One million vocalists singing the same song will sound cacophonous to an audience member if the singers belt out the tune at different tempos.
“But if you’re listening to one person sing, and he changes his tempo, you’re still going to stay in tune with him,” said Meni Wanunu, an assistant professor of physics in Northeastern’s College of Science.
Wanunu used the analogy to explain the difference between older and newer gene sequencing techniques. Old techniques, he said, analyzed millions of DNA molecules at a time. But new techniques take a single-molecule approach, a strategy that has the potential to revolutionize the field — once a few significant challenges are overcome.

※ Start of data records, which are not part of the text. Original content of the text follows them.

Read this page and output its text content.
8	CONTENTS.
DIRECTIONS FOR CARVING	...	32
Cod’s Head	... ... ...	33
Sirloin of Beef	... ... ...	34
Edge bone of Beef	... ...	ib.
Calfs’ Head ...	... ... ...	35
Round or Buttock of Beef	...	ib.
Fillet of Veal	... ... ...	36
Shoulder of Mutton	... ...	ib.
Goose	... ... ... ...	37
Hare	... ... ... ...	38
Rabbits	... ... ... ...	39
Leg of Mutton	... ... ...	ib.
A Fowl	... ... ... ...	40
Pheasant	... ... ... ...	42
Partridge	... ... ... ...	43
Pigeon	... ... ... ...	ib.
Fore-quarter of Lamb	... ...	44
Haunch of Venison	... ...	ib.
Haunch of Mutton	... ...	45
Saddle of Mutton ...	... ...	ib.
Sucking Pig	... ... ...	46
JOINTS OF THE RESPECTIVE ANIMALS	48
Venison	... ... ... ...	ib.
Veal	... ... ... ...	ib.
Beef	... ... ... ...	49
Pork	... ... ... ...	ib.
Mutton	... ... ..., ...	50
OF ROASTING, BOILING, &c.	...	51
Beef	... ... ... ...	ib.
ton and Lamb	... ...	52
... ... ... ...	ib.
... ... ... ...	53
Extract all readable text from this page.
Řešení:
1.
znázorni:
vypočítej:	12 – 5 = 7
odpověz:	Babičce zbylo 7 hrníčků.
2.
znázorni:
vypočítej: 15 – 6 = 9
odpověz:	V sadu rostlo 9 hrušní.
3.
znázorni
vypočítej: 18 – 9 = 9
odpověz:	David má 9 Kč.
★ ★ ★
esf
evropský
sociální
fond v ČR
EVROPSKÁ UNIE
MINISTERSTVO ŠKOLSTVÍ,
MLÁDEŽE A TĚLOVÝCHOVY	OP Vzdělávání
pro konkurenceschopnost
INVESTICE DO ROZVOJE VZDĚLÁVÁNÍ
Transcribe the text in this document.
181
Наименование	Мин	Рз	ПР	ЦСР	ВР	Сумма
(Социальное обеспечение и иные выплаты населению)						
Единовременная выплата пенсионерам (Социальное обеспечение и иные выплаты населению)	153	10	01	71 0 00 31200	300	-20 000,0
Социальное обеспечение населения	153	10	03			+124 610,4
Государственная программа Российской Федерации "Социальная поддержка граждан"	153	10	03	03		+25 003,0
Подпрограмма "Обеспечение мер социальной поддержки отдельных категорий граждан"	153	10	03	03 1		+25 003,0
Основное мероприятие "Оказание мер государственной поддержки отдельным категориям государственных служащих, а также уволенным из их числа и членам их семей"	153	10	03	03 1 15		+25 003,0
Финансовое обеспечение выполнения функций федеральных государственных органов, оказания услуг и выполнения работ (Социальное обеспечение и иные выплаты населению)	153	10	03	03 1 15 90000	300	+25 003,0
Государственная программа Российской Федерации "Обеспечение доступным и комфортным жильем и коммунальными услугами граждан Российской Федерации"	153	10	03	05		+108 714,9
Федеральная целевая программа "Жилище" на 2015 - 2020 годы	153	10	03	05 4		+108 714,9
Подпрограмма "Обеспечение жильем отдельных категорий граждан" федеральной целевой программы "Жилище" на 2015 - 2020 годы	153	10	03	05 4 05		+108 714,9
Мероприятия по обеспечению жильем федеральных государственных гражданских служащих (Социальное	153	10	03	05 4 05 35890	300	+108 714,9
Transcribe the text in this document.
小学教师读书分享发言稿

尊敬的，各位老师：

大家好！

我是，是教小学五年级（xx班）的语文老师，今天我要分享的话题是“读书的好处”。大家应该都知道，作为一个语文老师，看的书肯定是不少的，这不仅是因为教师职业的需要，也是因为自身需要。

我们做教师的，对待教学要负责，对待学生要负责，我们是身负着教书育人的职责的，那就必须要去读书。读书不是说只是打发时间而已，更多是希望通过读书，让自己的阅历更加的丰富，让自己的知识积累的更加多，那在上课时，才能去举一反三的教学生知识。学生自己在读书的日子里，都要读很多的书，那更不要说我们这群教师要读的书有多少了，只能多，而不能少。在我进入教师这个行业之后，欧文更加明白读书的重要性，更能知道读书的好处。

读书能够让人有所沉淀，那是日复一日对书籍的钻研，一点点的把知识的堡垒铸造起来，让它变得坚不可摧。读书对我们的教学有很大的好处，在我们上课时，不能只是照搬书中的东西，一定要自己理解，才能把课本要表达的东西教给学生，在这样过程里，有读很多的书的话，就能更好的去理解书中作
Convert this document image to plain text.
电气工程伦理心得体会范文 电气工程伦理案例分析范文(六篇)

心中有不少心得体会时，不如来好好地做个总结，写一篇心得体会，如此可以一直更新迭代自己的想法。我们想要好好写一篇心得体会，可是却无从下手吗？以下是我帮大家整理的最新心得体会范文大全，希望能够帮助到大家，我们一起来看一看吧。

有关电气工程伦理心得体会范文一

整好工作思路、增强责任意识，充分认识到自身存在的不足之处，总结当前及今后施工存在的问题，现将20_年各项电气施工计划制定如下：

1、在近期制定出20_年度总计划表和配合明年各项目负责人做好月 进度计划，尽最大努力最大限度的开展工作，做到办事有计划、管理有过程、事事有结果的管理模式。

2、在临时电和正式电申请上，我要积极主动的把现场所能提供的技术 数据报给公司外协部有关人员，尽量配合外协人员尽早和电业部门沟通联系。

By obtaining the sequence of an organism’s genetic material with ease, scientists can explore a range of research areas, from correlating genes with functions to answering evolutionary mysteries. Doctors can use gene sequencing to test for specific genes that are related to specific diseases, such as breast and ovarian cancers. Patients could learn in their home what foods to avoid and which drugs would be most effective for them.
Older and current commercial sequencing technologies are too expensive for realizing personalized health and medicine applications. By studying DNA motion through nanopores, Wanunu’s team and others in the field hope to provide simple and straightforward approaches that could reduce sequencing costs by a thousand times, making it available for all.
In an article published on Sunday in the journal Nature Methods, Wanunu and colleagues at University of Pennsylvania and Columbia University unveiled a device that speeds up the rate at which DNA molecules can be detected, a significant step toward reading their sequence.
Wanunu, who joined the Northeastern faculty in September, designs nanoscale membranes that contain pores through which charged particles, such as DNA molecules and salt ions, can pass when exposed to an electric field.
When a long DNA molecule passes through a pore, the membrane’s current momentarily subsides, yielding a negative spike in voltage signal. DNA consists of many repeating subunits called bases, each of which has previously been shown to exhibit a characteristic signal spike.
Existing state-of-the-art techniques can’t measure current changes though a nanopore fast enough to allow reading each base. “You can show that DNA was there, but not what the sequence is,” Wanunu explained.
Slowing down DNA movement by lowering the voltage is not a practical solution, Wanunu said. “If you lower the voltage too much, at some point DNA will not want to enter and if it doesn’t enter you won’t be able to read it. If it enters too fast, you’re not going to know the sequence.”
Armed with this information, the team focused their efforts on speeding up the rate of measurement. By thinking outside the box (literally), Wanunu’s colleagues Jacob Rosenstein and Ken Shepard from Columbia University designed a miniature “patch-clamp amplifier” that is 10 times smaller than traditional amplifiers. More importantly, it is 10 times faster, being able to read current through the nanopore about every half microsecond — just about the time it takes for a DNA base to move through.
Sequencing DNA is one of many applications for this amplifier. It could also be useful for neuroscientists in reading cell currents, analyzing RNA structures and probing proteins. Wanunu plans to optimize the system, by focusing on the speed of DNA movement, on minimizing the capacity for pores to clog and on identifying stronger, thinner membrane materials like graphene.